Onları demir çomakla kıracaksın; Bir çömlekçi
kabı gibi onları parçalayacaksın. Ve şimdi,
ey krallar, artık aklınızı başınıza alın;
Ey dünya hâkimleri, ibret alın. RABBE korku
ile kulluk edin, Ve titreyerek mesrur olun.
Oğlu öpün ki, hiddet etmesin,
siz de yolda yok olmayasınız, Çünkü birazdan
hiddeti alevlenir. Bütün ona sığınanlar
ne mutludur!" (Mezmur 2:2, 7-12)
Aynı
şekilde "İşte, habercimi gönderiyorum,
ve önümde yol hazırlıyacak; ve aradığınız
RAB kendi mabedine ansızın gelecektir"
(Malaki 3:1) diye yazan ayet, hem Hz. Yahya'yla
hem de Rab olan Mesih'le ilgili önceden
tanıklık etmektedir.
(2)
"Kalimatullah" (Kelamullah)
veya "Allah'ın Sözü"
- İncil'de Tanrı'nın Sözü Mesih'in yüce
bir unvanıdır: Ezeli varlığını açıklarken
şöyle yazılır: "Başlangıçta Söz vardı.
Söz Tanrı'yla birlikteydi ve Söz Tanrı'ydı.

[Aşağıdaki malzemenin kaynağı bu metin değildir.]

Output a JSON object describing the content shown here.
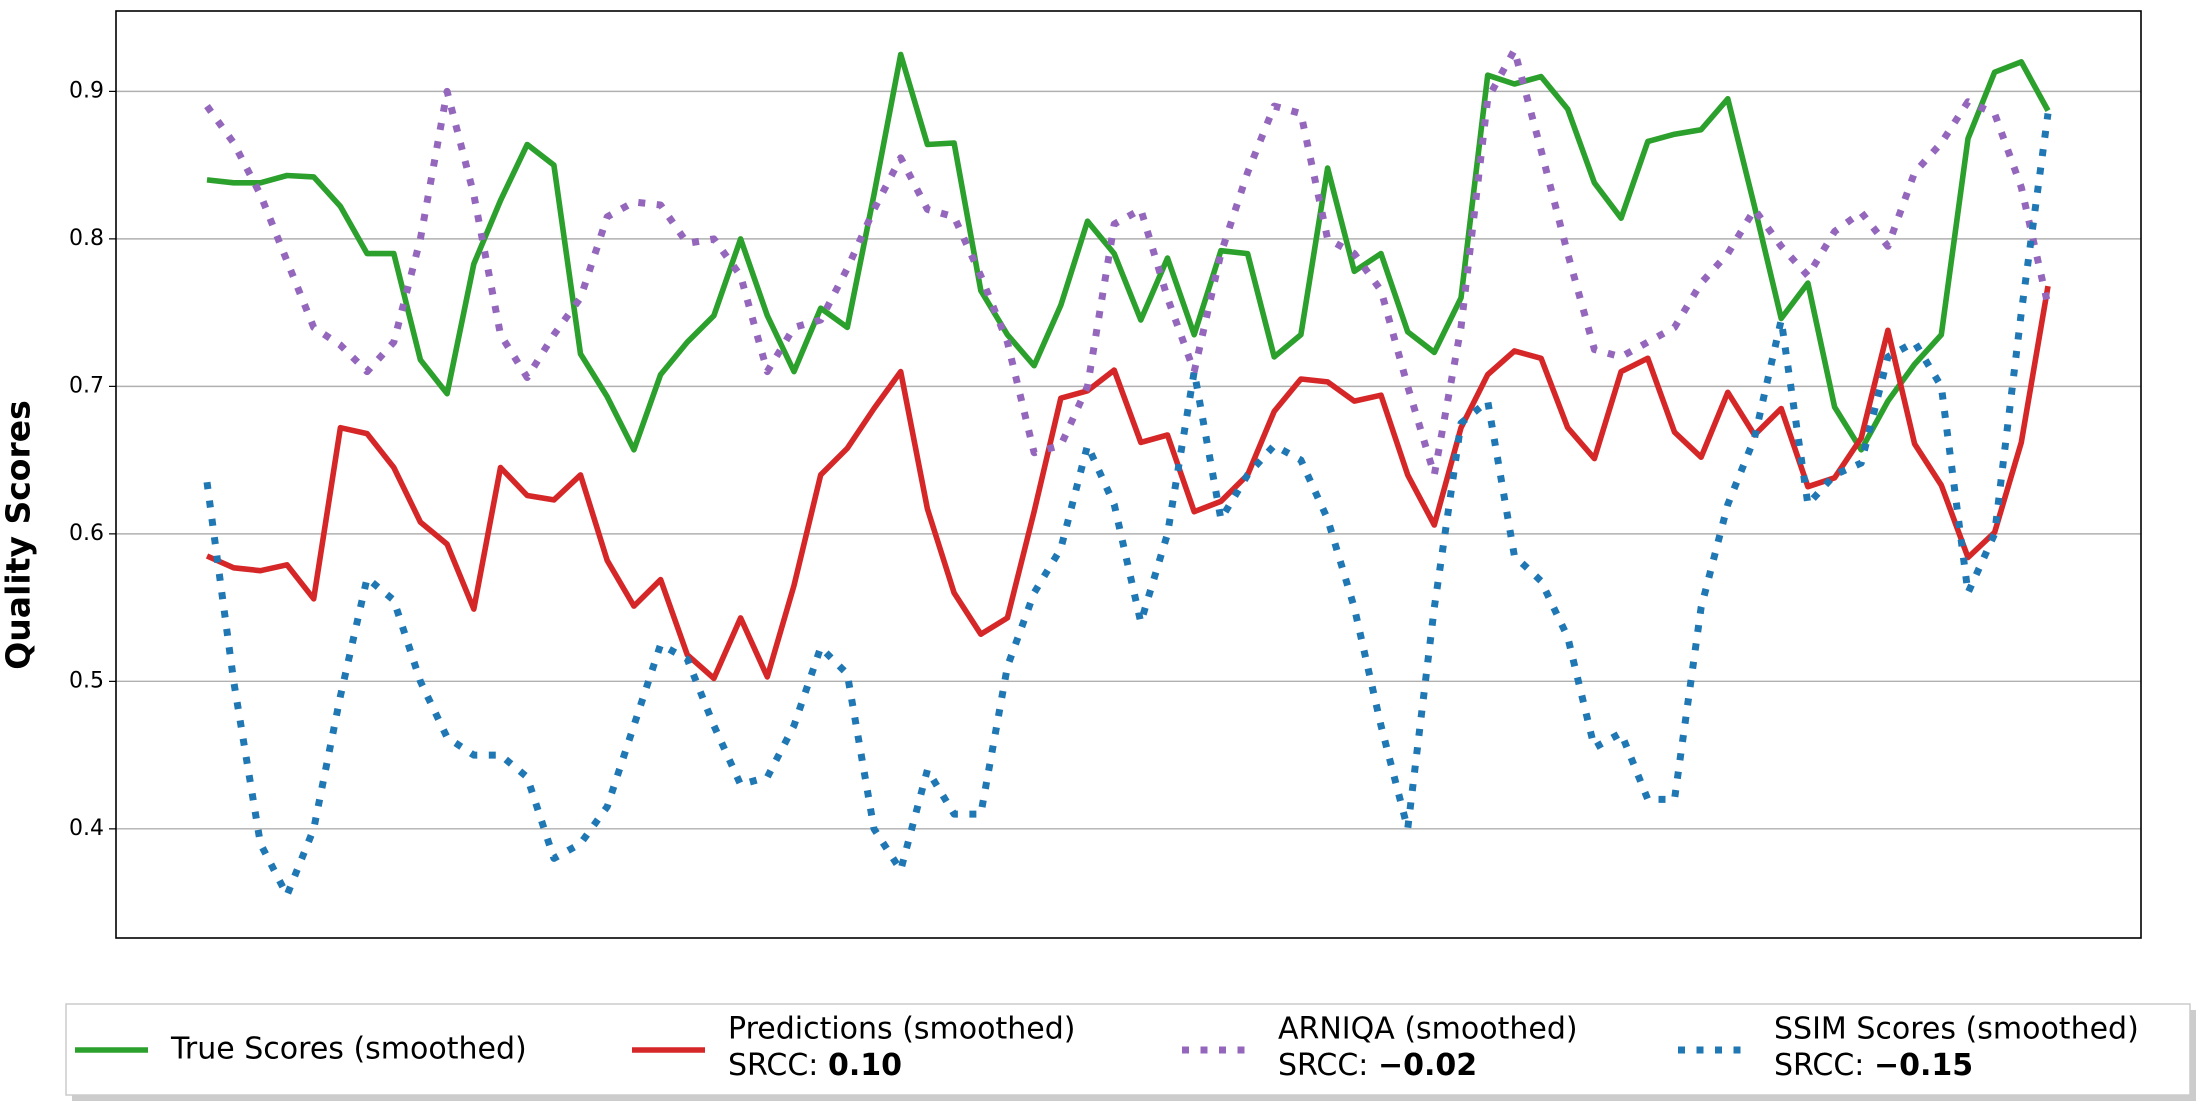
{
  "chart_data": {
    "type": "line",
    "ylabel": "Quality Scores",
    "ylim": [
      0.326,
      0.9545
    ],
    "yticks": [
      0.4,
      0.5,
      0.6,
      0.7,
      0.8,
      0.9
    ],
    "grid": true,
    "legend": "lower center",
    "srcc_label": "SRCC:",
    "series": [
      {
        "name": "True Scores (smoothed)",
        "color": "#2ca02c",
        "linestyle": "solid",
        "values": [
          0.84,
          0.838,
          0.838,
          0.843,
          0.842,
          0.822,
          0.79,
          0.79,
          0.718,
          0.695,
          0.783,
          0.826,
          0.864,
          0.85,
          0.722,
          0.693,
          0.657,
          0.708,
          0.73,
          0.748,
          0.8,
          0.748,
          0.71,
          0.753,
          0.74,
          0.83,
          0.925,
          0.864,
          0.865,
          0.765,
          0.735,
          0.714,
          0.755,
          0.812,
          0.79,
          0.745,
          0.787,
          0.735,
          0.792,
          0.79,
          0.72,
          0.735,
          0.848,
          0.778,
          0.79,
          0.737,
          0.723,
          0.76,
          0.911,
          0.905,
          0.91,
          0.888,
          0.838,
          0.814,
          0.866,
          0.871,
          0.874,
          0.895,
          0.822,
          0.746,
          0.77,
          0.686,
          0.657,
          0.69,
          0.715,
          0.735,
          0.868,
          0.913,
          0.92,
          0.887
        ]
      },
      {
        "name": "Predictions (smoothed)",
        "color": "#d62728",
        "linestyle": "solid",
        "srcc": "0.10",
        "values": [
          0.585,
          0.577,
          0.575,
          0.579,
          0.556,
          0.672,
          0.668,
          0.645,
          0.608,
          0.593,
          0.549,
          0.645,
          0.626,
          0.623,
          0.64,
          0.582,
          0.551,
          0.569,
          0.518,
          0.502,
          0.543,
          0.503,
          0.565,
          0.64,
          0.658,
          0.685,
          0.71,
          0.617,
          0.56,
          0.532,
          0.543,
          0.615,
          0.692,
          0.697,
          0.711,
          0.662,
          0.667,
          0.615,
          0.622,
          0.64,
          0.683,
          0.705,
          0.703,
          0.69,
          0.694,
          0.64,
          0.606,
          0.672,
          0.708,
          0.724,
          0.719,
          0.672,
          0.651,
          0.71,
          0.719,
          0.669,
          0.652,
          0.696,
          0.667,
          0.685,
          0.632,
          0.638,
          0.665,
          0.738,
          0.661,
          0.633,
          0.584,
          0.601,
          0.662,
          0.768
        ]
      },
      {
        "name": "ARNIQA (smoothed)",
        "color": "#9467bd",
        "linestyle": "dotted",
        "srcc": "−0.02",
        "values": [
          0.89,
          0.865,
          0.83,
          0.785,
          0.74,
          0.728,
          0.71,
          0.73,
          0.8,
          0.9,
          0.83,
          0.735,
          0.706,
          0.735,
          0.76,
          0.815,
          0.825,
          0.823,
          0.797,
          0.8,
          0.775,
          0.71,
          0.74,
          0.745,
          0.78,
          0.82,
          0.855,
          0.82,
          0.815,
          0.775,
          0.73,
          0.655,
          0.66,
          0.7,
          0.81,
          0.82,
          0.76,
          0.71,
          0.79,
          0.845,
          0.89,
          0.885,
          0.8,
          0.79,
          0.765,
          0.7,
          0.64,
          0.74,
          0.895,
          0.928,
          0.86,
          0.79,
          0.725,
          0.72,
          0.73,
          0.74,
          0.77,
          0.79,
          0.82,
          0.795,
          0.775,
          0.805,
          0.818,
          0.795,
          0.845,
          0.865,
          0.893,
          0.885,
          0.835,
          0.755
        ]
      },
      {
        "name": "SSIM Scores (smoothed)",
        "color": "#1f77b4",
        "linestyle": "dotted",
        "srcc": "−0.15",
        "values": [
          0.635,
          0.5,
          0.39,
          0.355,
          0.4,
          0.49,
          0.57,
          0.555,
          0.5,
          0.462,
          0.45,
          0.45,
          0.435,
          0.38,
          0.39,
          0.415,
          0.47,
          0.525,
          0.515,
          0.47,
          0.43,
          0.435,
          0.47,
          0.523,
          0.505,
          0.4,
          0.372,
          0.44,
          0.41,
          0.41,
          0.51,
          0.56,
          0.59,
          0.66,
          0.62,
          0.54,
          0.6,
          0.71,
          0.61,
          0.64,
          0.66,
          0.65,
          0.61,
          0.55,
          0.47,
          0.4,
          0.55,
          0.675,
          0.69,
          0.585,
          0.568,
          0.53,
          0.455,
          0.465,
          0.42,
          0.42,
          0.55,
          0.62,
          0.665,
          0.745,
          0.62,
          0.64,
          0.648,
          0.72,
          0.73,
          0.7,
          0.56,
          0.6,
          0.75,
          0.885
        ]
      }
    ]
  }
}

Başlangıçta O, Tanrı'yla birlikteydi"
(Yuhanna 1:1-2). Dünyayı yargılamak üzere
ikinci gelişi de şöyle açıklanır: "Bundan
sonra göğün açılmış olduğunu ve orada beyaz
bir atın durduğunu gördüm. Ata binmiş olanın
adı Sadık ve Gerçek'tir. Adaletle yargılar...Gözleri
alev alev yanan ateşe benzer. Başında çok
sayıda taç vardır ve üzerinde kendisinden
başka kimsenin bilmediği bir ad yazılmıştır...'Tanrı'nın
Sözü' adıyla anılır...Kaftanı ve kalçası
üzerinde, 'krallarin Kralı ve rablerın Rabbı'
diye yazılmış bir adı vardı" (Esinleme
19:11-16).
(3)
"Ruhun minhu" veya "Allah
tarafından bir Ruh" - İslam âleminde
genellikle "Ruhullah" olarak bilinir
- İncil'de ölümden dirilmiş olan Mesih'in,
Hz. Âdem ilk yaradılışın başı olduğu gibi,
yeni bir yaradılışın başı olup yaşam veren
bir ruh olduğu açıklanır: "Şöyle yazılmıştır:
'İlk insan Ådem, yaşayan bir can oldu.'
Son Âdem ise yaşam veren bir ruh
oldu. Önce ruhsal olan değil, doğal
olan geldi. Ruhsal olan sonra geldi. İlk
adam yerden, yani topraktandır. İkinci
adam [Mesih] göktendir" (I.
Korintliler 15:45-47).
Bu
örneklerden apaçıktır ki "Al-Masih",
"Kalimatullah" ve "Ruhun
minhu" diye tanınan kişi, her hangi
bir peygamberden çok çok üstündür. Bu yüzden
Kuran'ın bu ayeti büyük bir çelişki yaratmaktadır.